The h.wood Group, a Los Angeles-based hospitality and lifestyle company co-founded by Brian Toll and John Terzian. The group also operates The Nice Guy, Poppy, and Bootsy Bellows. Delilah at Wynn Al Marjan Island is a partnership between The h.wood Group and Wynn Resorts.

Where else does Delilah operate?

Delilah currently operates in West Hollywood (since 2018), Wynn Las Vegas (since 2021), and Miami (since 2023). The Wynn Al Marjan Island venue will be the fourth location and the first outside the United States.

Will there be live entertainment at Delilah?

Yes. Nightly live music and performances are confirmed, consistent with all existing Delilah locations. The specific entertainment programme for the RAK venue has not been announced.

Do I need to stay at Wynn Al Marjan Island to visit Delilah?
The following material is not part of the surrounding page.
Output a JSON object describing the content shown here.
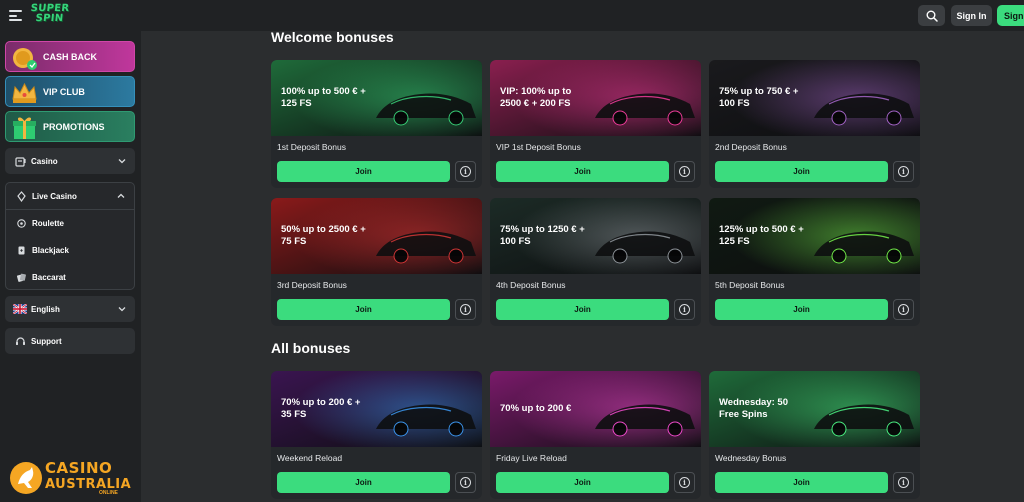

Official policies have not been announced, but Wynn's Las Vegas properties allow non-hotel guests to dine at their restaurants. Reservations are expected to be required and, based on the Las Vegas precedent, competitive.

On September 25, 2025, a food correspondent attended a property tour at Wynn Las Vegas and wrote down a single quote that nobody in the UAE hospitality press fully unpacked. Todd-Avery Lenahan said that the patron of Delilah at Wynn Al Marjan Island would be "inspired by an entertainment industry icon from Beirut." One sentence. One geographic shift. One creative decision that turns a Las Vegas franchise into a Gulf cultural proposition. The name stays. The beef Wellington stays. The chicken tenders stay. The no-photo policy stays. The nightly performances stay. The 2,060 square metres on the first floor are being built right now. What changes is the fictional woman the room belongs to. She is no longer from Hollywood. She is from Beirut. And that, in a resort where the art collection reverses the direction of Orientalism and the design philosophy is called veiling and revealing, is not a decoration choice. It is the concept.